That Zimbabwe, particularly its capital city Harare’s CBD, now resembles one major vending stall is symptomatic of how implausibly bad the country’s economic situation has become.
When you have a carbuncle, while it is important to get the pus extracted, what is even more important is establishing what caused the infection in the first place.
If Zimbabwe had a normal, competently run government, the country’s economy would be booming like that of other developing countries, and companies would not have closed down resulting in millions losing their jobs, leaving them with no choice but to vend for a living.
The deplorable state of the economy is what caused this country to be a nation of vendors. It was inevitable that the vendors had to eventually descend on Harare’s CBD, because that is where there is a ready market for their assortment of goods. In these hard economic times, and with so much competition, one has to engage aggressive methods in order to sell anything, and with almost every adult in the country vending one thing or the other, there is a real need for any serious vendor to be strategically positioned.

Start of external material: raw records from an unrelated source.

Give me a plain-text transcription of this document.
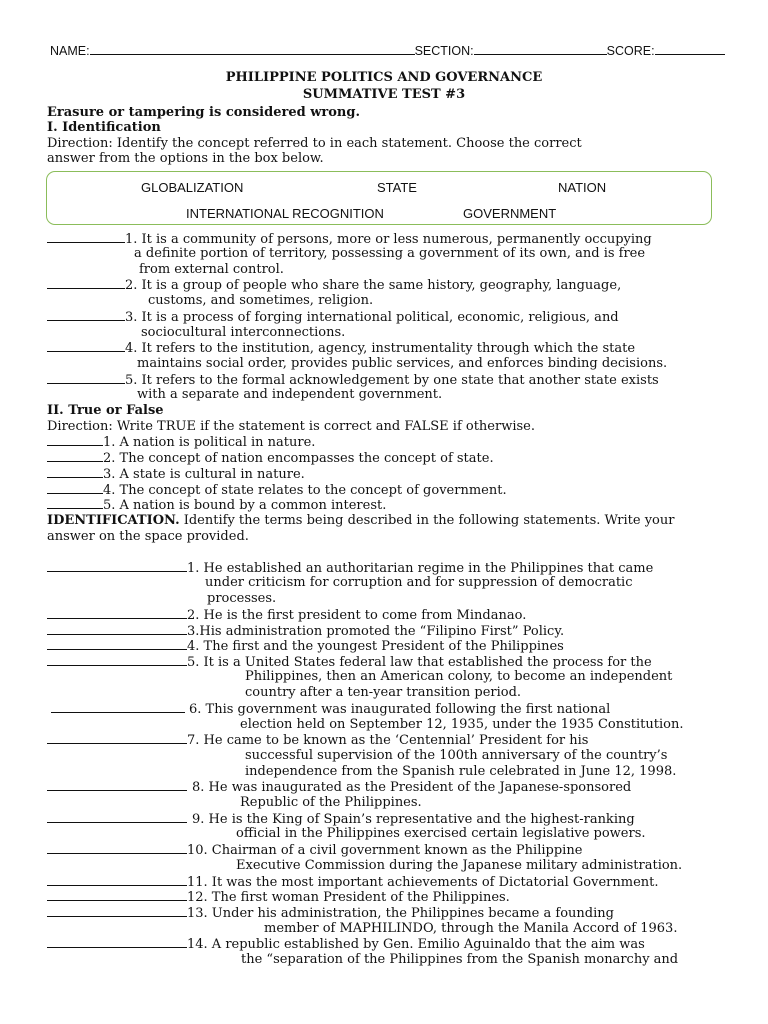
NAME:	SECTION:	SCORE:
PHILIPPINE POLITICS AND GOVERNANCE
SUMMATIVE TEST #3
Erasure or tampering is considered wrong.
I. Identification
Direction: Identify the concept referred to in each statement. Choose the correct
answer from the options in the box below.
GLOBALIZATION	STATE	NATION
INTERNATIONAL RECOGNITION	GOVERNMENT
1. It is a community of persons, more or less numerous, permanently occupying
a definite portion of territory, possessing a government of its own, and is free
from external control.
2. It is a group of people who share the same history, geography, language,
customs, and sometimes, religion.
3. It is a process of forging international political, economic, religious, and
sociocultural interconnections.
4. It refers to the institution, agency, instrumentality through which the state
maintains social order, provides public services, and enforces binding decisions.
5. It refers to the formal acknowledgement by one state that another state exists
with a separate and independent government.
II. True or False
Direction: Write TRUE if the statement is correct and FALSE if otherwise.
1. A nation is political in nature.
2. The concept of nation encompasses the concept of state.
3. A state is cultural in nature.
4. The concept of state relates to the concept of government.
5. A nation is bound by a common interest.
IDENTIFICATION. Identify the terms being described in the following statements. Write your
answer on the space provided.
1. He established an authoritarian regime in the Philippines that came
under criticism for corruption and for suppression of democratic
processes.
2. He is the first president to come from Mindanao.
3.His administration promoted the “Filipino First” Policy.
4. The first and the youngest President of the Philippines
5. It is a United States federal law that established the process for the
Philippines, then an American colony, to become an independent
country after a ten-year transition period.
6. This government was inaugurated following the first national
election held on September 12, 1935, under the 1935 Constitution.
7. He came to be known as the ‘Centennial’ President for his
successful supervision of the 100th anniversary of the country’s
independence from the Spanish rule celebrated in June 12, 1998.
8. He was inaugurated as the President of the Japanese-sponsored
Republic of the Philippines.
9. He is the King of Spain’s representative and the highest-ranking
official in the Philippines exercised certain legislative powers.
10. Chairman of a civil government known as the Philippine
Executive Commission during the Japanese military administration.
11. It was the most important achievements of Dictatorial Government.
12. The first woman President of the Philippines.
13. Under his administration, the Philippines became a founding
member of MAPHILINDO, through the Manila Accord of 1963.
14. A republic established by Gen. Emilio Aguinaldo that the aim was
the “separation of the Philippines from the Spanish monarchy and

That the-powers-that-be are now ordering the vendors to leave the CDB and go to “designated vending stalls” is quite unfair. Just how many of these “designated” stalls are there? And are they big enough to accommodate all the vendors currently making their living in the CBD? And how conveniently accessible to the customers are these so-called designated stalls? All these are questions that concern the vendors as they have a bearing on whether they will continue making a living or not if they go along with these government plans.

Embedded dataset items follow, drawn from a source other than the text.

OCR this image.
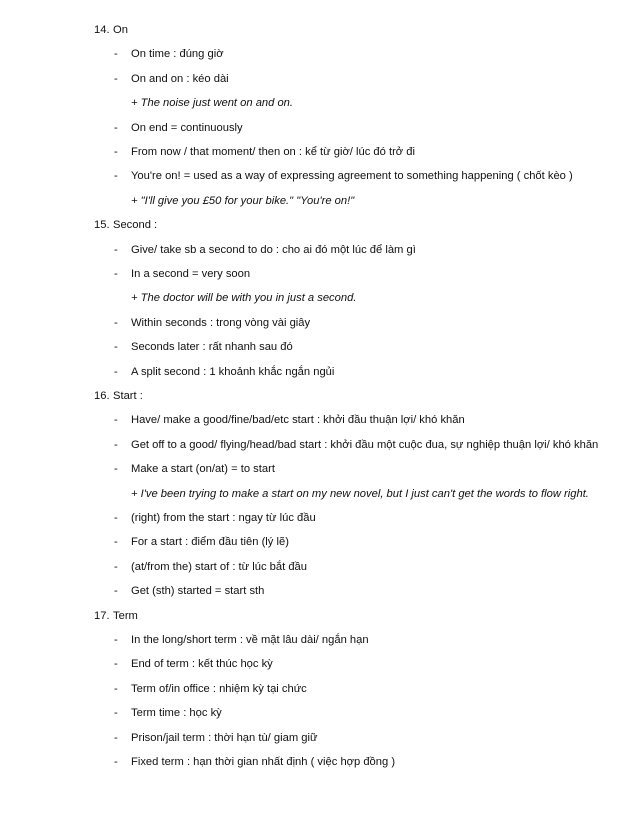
14. On
- On time : đúng giờ
- On and on : kéo dài
+ The noise just went on and on.
- On end = continuously
- From now / that moment/ then on : kể từ giờ/ lúc đó trở đi
- You're on! = used as a way of expressing agreement to something happening ( chốt kèo )
+ "I'll give you £50 for your bike." "You're on!"
15. Second :
- Give/ take sb a second to do : cho ai đó một lúc để làm gì
- In a second = very soon
+ The doctor will be with you in just a second.
- Within seconds : trong vòng vài giây
- Seconds later : rất nhanh sau đó
- A split second : 1 khoảnh khắc ngắn ngủi
16. Start :
- Have/ make a good/fine/bad/etc start : khởi đầu thuận lợi/ khó khăn
- Get off to a good/ flying/head/bad start : khởi đầu một cuộc đua, sự nghiệp thuận lợi/ khó khăn
- Make a start (on/at) = to start
+ I've been trying to make a start on my new novel, but I just can't get the words to flow right.
- (right) from the start : ngay từ lúc đầu
- For a start : điểm đầu tiên (lý lẽ)
- (at/from the) start of : từ lúc bắt đầu
- Get (sth) started = start sth
17. Term
- In the long/short term : về mặt lâu dài/ ngắn hạn
- End of term : kết thúc học kỳ
- Term of/in office : nhiệm kỳ tại chức
- Term time : học kỳ
- Prison/jail term : thời hạn tù/ giam giữ
- Fixed term : hạn thời gian nhất định ( việc hợp đồng )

Since it is now clear for everyone to see that the Zanu PF government has dismally failed to deliver on its promise to create two million jobs, the least it can do — as a show of sincerity — is make concerted efforts to regulate vending. I do not think vendors that are serious about their livelihoods would refuse to pay reasonable taxes or a fee if they are provided with sufficient vending stalls with ablution facilities established at convenient spots.
The government would do well to realise that given a better choice, not many people would ever opt for vending as a source of livelihood, especially the degreed youths that now sell on the streets. Nobody enjoys sitting on the streets bearing the vagaries of the weather all day long selling vegetables, airtime, groceries, etc. It is a last resort for many people whose government has let them down. If the Zanu PF government had delivered on those two million jobs it promised when it was desperate for votes, maybe the problem would not have catapulted to the current horrendous levels.
While it is a fact that we do have a serious problem there, kicking them out is not the solution. Like a friend mentioned to me, “Livelihoods must never be sacrificed at the altar of free walking space.”
In New York, I hear someone would be selling hotdogs in a cart in one corner, while another sells gyros in another, while yet another peddles belts and sunglasses, and so forth. If street vending is common even on New York streets where the economy is reasonably stable, what would you expect in Zimbabwe, a country with an economy in tatters?
What is needed is a wholesome solution that does not cost people their livelihoods. There is need to create a system that ensures vending in the CBD is done in an orderly fashion. The city council should provide space and should manage vendor distribution around the city corners in a manner that is satisfactory to them. Maintaining a clean city and sweeping the streets is council’s job and it is the failure of systems that lead to the commotion and filth. The campaign to keep the city clean is for every citizen and should not be blamed on vendors alone.
Above all, it is the responsibility of the Zanu PF government to come up with policies that encourage job creation.
With so little to build our livelihood on in this country, we should all love and appreciate the vendors because they are strong persevering people and no matter how hard things are, they are out there trying to make a living and not engaging in criminal activities, something that tends to happen when people are out of means to survive. For that reason, they need our support.